Writer Greg Pak has raised an excellent point on twitter in response to the #MuslimBan, the controversial Executive Order from President Donald Trump that bans immigration from seven countries of largely Muslim population. The ban is affecting refugees from war-torn regions, ideological or social refugees who would face recriminations and death in some cases for the simple nature of their being alive, and also those with existing green cards for the US, dual citizenship and business reasons for their travel. Already, we have seen Oscar- nominated creators prevented from attending the Academy Awards, doctors unable to travel to the States, Iranian scientists refused entry to work on cures for diabetes, UK citizens forced to make expensive alternative arrangements to get home so as to avoid landing in the US, and even a five year old detained for hours, separated from his mother.
All this within hours of the Executive Order coming into effect, and being but a few examples.
There have been protests, and widespread condemnation of Trump’s move, which many speculate was actually suggested by adviser Steve Bannon, a man who has considered the power of Satan and Darth Vader with reverence, from the citizens of the United States, from the comics community, from the international community, and indeed from country leaders (though notably not my own, at least not until Theresa May was once again safely ensconced at No. 10 Downing Street, and then only the lightest of comments on the matter).
Anyway, as I said, Greg Pak raised an interesting point on the matter.
So many of the characters I write are immigrants or children of immigrants. pic.twitter.com/LlnhZJ1NRY
— Greg Pak (@gregpak) January 29, 2017
And it’s entirely correct. So many comic characters are immigrants, or the children of immigrants. In many cases, it’s a formative part of the character themselves and what makes them tick, more than just an element of creative colour to add definition or difference to them.

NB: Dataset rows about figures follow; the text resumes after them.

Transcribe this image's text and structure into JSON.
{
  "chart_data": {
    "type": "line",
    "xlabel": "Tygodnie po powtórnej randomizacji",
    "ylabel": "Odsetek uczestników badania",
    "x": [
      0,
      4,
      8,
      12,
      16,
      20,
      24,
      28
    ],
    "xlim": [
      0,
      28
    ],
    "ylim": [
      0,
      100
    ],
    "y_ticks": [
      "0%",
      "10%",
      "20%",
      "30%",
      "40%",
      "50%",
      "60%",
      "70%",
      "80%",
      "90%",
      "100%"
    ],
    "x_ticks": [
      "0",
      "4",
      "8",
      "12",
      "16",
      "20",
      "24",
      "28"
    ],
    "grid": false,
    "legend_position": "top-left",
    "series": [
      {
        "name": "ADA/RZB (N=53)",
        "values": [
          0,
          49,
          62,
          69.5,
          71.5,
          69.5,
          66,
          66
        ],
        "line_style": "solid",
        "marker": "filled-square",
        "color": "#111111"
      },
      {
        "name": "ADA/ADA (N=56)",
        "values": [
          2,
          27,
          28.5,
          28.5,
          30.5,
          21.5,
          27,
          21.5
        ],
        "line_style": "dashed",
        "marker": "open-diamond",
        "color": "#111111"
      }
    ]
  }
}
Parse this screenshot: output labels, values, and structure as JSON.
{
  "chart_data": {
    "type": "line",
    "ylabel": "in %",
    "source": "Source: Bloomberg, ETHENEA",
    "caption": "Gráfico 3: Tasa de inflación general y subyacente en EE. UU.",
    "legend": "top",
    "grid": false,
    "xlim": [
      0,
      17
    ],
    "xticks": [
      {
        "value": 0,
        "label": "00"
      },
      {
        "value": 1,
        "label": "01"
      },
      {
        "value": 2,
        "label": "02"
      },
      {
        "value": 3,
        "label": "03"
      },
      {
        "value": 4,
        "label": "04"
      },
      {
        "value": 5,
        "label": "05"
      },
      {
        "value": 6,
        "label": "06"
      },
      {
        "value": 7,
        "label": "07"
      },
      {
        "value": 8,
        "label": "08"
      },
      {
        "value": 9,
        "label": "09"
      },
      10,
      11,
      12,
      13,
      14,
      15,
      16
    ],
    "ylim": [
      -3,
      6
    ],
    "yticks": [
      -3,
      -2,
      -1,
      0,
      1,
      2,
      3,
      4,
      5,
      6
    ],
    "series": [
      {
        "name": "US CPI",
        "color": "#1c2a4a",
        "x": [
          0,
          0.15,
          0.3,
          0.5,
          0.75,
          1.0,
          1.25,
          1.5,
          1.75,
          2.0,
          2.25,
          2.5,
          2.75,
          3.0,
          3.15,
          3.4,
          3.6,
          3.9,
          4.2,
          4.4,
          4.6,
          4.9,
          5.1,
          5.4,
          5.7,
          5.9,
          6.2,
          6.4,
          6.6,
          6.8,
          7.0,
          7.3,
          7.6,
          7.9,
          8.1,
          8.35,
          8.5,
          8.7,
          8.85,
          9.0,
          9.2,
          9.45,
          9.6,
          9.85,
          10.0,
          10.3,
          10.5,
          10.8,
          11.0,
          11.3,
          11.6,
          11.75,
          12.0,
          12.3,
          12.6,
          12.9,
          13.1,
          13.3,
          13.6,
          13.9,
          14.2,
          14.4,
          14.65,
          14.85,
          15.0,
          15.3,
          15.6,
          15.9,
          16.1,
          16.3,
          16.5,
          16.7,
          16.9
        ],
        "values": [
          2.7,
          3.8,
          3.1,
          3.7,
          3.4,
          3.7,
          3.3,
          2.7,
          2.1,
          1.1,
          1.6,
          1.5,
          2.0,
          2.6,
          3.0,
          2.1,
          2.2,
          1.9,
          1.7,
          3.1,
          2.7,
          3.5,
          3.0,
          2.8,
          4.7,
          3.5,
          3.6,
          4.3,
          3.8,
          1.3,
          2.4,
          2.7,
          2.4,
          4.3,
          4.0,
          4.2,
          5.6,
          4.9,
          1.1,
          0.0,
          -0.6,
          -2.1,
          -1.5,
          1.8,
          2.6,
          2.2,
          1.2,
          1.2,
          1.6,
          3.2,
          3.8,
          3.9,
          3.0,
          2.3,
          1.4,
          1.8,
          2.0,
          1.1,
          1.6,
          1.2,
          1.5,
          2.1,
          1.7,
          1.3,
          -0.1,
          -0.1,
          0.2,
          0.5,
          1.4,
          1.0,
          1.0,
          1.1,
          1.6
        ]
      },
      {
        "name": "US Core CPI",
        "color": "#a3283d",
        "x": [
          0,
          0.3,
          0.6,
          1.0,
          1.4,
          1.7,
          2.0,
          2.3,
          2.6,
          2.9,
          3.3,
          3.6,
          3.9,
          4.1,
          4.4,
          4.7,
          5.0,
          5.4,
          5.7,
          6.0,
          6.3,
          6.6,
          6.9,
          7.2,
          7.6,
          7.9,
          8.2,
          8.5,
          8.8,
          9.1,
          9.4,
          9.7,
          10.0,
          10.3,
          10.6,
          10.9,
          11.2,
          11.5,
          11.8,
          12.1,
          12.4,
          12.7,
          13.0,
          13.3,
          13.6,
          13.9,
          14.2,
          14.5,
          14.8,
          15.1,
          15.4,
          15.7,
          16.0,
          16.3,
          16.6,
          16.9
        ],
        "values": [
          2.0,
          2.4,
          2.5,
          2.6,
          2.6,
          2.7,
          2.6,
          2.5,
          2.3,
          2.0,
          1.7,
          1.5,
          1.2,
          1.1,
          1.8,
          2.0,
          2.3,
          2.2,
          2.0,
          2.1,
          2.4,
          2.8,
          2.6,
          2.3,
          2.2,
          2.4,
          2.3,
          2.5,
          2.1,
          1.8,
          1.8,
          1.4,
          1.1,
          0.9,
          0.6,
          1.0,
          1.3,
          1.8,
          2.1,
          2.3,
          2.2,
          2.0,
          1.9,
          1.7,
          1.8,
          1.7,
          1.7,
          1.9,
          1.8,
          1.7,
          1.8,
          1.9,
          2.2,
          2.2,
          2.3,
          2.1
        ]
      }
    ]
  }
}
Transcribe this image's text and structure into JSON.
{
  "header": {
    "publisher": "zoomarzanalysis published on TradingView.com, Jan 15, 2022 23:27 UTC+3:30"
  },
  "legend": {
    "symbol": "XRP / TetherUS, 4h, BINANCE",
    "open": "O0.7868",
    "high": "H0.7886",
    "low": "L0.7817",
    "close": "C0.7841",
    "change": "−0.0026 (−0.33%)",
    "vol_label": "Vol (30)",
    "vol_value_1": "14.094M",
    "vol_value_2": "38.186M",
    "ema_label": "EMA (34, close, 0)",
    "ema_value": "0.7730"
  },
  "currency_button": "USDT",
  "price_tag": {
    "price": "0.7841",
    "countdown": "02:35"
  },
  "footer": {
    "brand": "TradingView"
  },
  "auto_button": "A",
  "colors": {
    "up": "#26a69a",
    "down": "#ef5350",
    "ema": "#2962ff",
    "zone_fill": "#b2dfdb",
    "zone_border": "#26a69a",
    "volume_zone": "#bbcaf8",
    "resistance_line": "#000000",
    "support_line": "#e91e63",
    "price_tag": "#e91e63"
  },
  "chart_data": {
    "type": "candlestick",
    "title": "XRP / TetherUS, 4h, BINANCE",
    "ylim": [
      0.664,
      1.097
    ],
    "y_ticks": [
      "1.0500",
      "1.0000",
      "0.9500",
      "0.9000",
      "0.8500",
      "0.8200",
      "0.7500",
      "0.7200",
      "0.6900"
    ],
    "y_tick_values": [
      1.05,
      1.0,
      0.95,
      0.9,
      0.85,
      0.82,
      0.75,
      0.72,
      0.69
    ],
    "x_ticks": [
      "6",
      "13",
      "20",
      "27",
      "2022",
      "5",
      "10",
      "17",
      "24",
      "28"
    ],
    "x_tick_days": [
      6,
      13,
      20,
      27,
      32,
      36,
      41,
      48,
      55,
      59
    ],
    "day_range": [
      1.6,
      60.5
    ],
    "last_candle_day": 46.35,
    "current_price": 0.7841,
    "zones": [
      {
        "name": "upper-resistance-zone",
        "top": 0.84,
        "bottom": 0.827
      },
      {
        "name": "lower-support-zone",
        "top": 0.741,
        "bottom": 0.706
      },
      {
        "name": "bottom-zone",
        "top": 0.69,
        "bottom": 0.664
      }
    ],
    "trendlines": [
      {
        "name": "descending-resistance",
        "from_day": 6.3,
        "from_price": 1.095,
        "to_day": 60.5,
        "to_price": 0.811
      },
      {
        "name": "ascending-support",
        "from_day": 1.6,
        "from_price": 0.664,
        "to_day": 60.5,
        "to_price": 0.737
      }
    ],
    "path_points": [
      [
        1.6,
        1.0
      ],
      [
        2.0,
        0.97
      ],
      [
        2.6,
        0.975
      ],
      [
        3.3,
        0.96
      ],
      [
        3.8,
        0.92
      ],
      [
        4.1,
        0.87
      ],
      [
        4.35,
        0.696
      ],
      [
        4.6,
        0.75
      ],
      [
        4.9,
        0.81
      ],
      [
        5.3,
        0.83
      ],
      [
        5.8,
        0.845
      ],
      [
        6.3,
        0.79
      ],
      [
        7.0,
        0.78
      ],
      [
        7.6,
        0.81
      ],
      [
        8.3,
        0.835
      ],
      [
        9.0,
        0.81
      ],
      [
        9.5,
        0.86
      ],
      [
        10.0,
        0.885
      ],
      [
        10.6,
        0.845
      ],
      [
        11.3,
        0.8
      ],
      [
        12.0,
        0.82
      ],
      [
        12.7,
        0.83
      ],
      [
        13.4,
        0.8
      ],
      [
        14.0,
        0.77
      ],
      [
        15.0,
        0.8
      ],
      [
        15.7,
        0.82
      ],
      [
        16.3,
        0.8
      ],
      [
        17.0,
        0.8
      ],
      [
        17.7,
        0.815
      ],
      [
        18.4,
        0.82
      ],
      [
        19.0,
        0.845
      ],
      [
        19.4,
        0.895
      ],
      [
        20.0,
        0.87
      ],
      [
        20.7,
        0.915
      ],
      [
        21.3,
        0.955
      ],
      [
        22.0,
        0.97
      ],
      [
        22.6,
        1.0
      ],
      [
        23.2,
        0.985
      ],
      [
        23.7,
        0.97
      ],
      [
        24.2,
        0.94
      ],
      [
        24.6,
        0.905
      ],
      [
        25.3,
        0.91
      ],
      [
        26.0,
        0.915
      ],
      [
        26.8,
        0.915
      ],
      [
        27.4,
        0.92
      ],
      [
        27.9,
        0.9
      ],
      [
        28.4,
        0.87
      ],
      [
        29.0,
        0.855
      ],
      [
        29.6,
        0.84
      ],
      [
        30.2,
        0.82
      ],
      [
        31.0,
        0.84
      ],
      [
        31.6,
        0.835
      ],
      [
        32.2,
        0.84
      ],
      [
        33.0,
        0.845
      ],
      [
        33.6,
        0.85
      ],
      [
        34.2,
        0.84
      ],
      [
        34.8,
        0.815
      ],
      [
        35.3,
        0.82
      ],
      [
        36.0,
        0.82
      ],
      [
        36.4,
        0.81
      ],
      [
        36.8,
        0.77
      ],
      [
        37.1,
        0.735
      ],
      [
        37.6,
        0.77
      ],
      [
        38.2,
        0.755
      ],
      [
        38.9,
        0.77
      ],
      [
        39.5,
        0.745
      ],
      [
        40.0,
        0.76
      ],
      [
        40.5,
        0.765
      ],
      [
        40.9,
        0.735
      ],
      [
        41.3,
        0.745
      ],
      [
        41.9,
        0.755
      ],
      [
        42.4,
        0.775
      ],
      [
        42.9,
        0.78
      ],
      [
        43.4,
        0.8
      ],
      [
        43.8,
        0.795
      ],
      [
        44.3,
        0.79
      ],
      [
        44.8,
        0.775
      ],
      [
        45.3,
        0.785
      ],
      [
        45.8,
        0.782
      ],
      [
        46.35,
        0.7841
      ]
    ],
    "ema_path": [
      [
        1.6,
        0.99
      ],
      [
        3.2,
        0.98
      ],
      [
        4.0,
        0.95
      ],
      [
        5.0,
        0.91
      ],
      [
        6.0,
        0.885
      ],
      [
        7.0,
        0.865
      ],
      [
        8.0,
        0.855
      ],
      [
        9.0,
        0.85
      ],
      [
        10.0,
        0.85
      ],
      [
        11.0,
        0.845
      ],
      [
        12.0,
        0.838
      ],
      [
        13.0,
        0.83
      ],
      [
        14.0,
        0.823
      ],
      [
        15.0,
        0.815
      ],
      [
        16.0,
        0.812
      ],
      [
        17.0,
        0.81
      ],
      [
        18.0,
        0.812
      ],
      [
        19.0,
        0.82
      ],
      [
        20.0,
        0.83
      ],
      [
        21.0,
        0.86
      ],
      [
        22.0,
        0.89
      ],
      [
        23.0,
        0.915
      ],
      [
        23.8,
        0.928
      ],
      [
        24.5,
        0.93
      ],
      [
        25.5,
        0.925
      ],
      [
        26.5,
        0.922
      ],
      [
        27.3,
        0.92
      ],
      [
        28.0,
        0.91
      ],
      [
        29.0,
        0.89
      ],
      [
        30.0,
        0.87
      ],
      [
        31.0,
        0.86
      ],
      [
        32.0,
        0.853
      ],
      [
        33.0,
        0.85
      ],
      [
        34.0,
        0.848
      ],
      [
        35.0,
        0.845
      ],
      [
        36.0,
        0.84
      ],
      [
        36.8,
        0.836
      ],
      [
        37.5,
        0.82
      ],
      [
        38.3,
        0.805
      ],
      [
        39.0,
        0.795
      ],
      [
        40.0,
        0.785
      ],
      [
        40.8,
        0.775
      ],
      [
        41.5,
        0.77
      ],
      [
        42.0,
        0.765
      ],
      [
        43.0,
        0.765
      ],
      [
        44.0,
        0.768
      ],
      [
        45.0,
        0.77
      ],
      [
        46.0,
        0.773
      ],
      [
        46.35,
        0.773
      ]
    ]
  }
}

Take Superman. Superman is an immigrant, admittedly from another planet, but one all the same. He’s also, technically, an undocumented immigrant. But he grows up to represent the quintessential American ideal. Superman is an example of how immigration can work and also how compassion and acceptance of someone ‘not from around here’ can become a vital and important part of our culture. And indeed in Superman’s titles, of American culture. After all, for so long he has fought for Truth, Justice and the American Way.
But it doesn’t end at one of the earliest superheroes. Oh no, let’s take a look at the X-Men. The majority of the X-Men are immigrants, documented or otherwise, and/or children of immigrants. Wolverine is an immigrant from Canada. Storm holds dual citizenship with America and Kenya.
Consider this image alone: we have British, Japanese, various African countries, Russian, Irish, German, Canadian and Australian, all in this one image. Not to mention the X-Men have included Welsh, Brazilian, Scottish, Indian, and the list goes on.
Wonder Woman is an immigrant, from a next to unknown nation, and one that has even been known to be presented as hostile. Yet, she is also often welcomed as an American symbol.
So many of the biggest superheroes would be immigrants, and currently, unwelcome in America. I’ve already pointed out two of DC’s Trinity, a vast section of X-Men, but also, the Avengers are not without their immigrants.
Scarlet Witch, Quicksilver, Nova, Black Widow, Rage, Black Panther, Hercules – heroes often from global backgrounds coming together to fight for what is right, and accepted in most cases by the US, even welcomed and homed there.
Indeed, one of the most recent huge success stories of comics is the child of immigrants and also a Muslim. Ms. Marvel has become iconic, with artwork of the character being used at the Woman’s March and in protests against Trump and anti-Muslim propaganda. Ms. Marvel has become the symbol of a naturalised American citizen whose love for her country and others is boundless.
In comics, we’ve often been taught to not even consider nationalities. Instead, what is important to us as an audience, and in deciding what characters are good or bad isn’t where they come from, but what values they hold. In what ways are they like us. Do their hopes, dreams and desires match our own. And more importantly, perhaps, in the actions they take.
Superheroes, then, are beyond nationalities. They are symbols of how we can come together, and welcome each other with open arms and work towards the same goals.
In comic books, at least, immigrants are indeed welcome here.